Interface LinkExtractor

All Known Implementing Classes:
ContentInternalLinks, IndexLinks, RichTextInternalLinks

public interface LinkExtractor
A link extractor is used to fetch all hyperlinks from a JSON content response that point to other parts of the Site API of the same site to continue crawling with.

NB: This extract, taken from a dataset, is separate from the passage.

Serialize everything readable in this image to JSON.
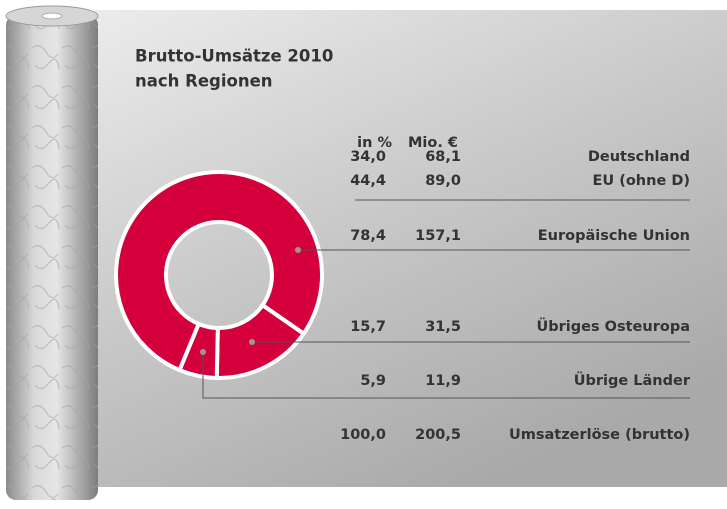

Link extractors should ignore external URLs or URLs pointing to assets.

  • Method Summary

    Modifier and Type
    Method
    Description
    boolean
    accept(String suffix)
    Returns true if the link extractor accepts the given suffix (processor mapped to this suffix).
    getLinks(com.jayway.jsonpath.DocumentContext jsonPathContext)
    Retrieves links from the JSON document via JSON path.
  • Method Details

    • accept

      boolean accept(String suffix)
      Returns true if the link extractor accepts the given suffix (processor mapped to this suffix).
      Parameters:
      suffix - Suffix
      Returns:
      true if JSON response of this processor is supported
    • getLinks

      Stream<String> getLinks(com.jayway.jsonpath.DocumentContext jsonPathContext)
      Retrieves links from the JSON document via JSON path.
      Parameters:
      jsonPathContext - Document context
      Returns:
      Link URLs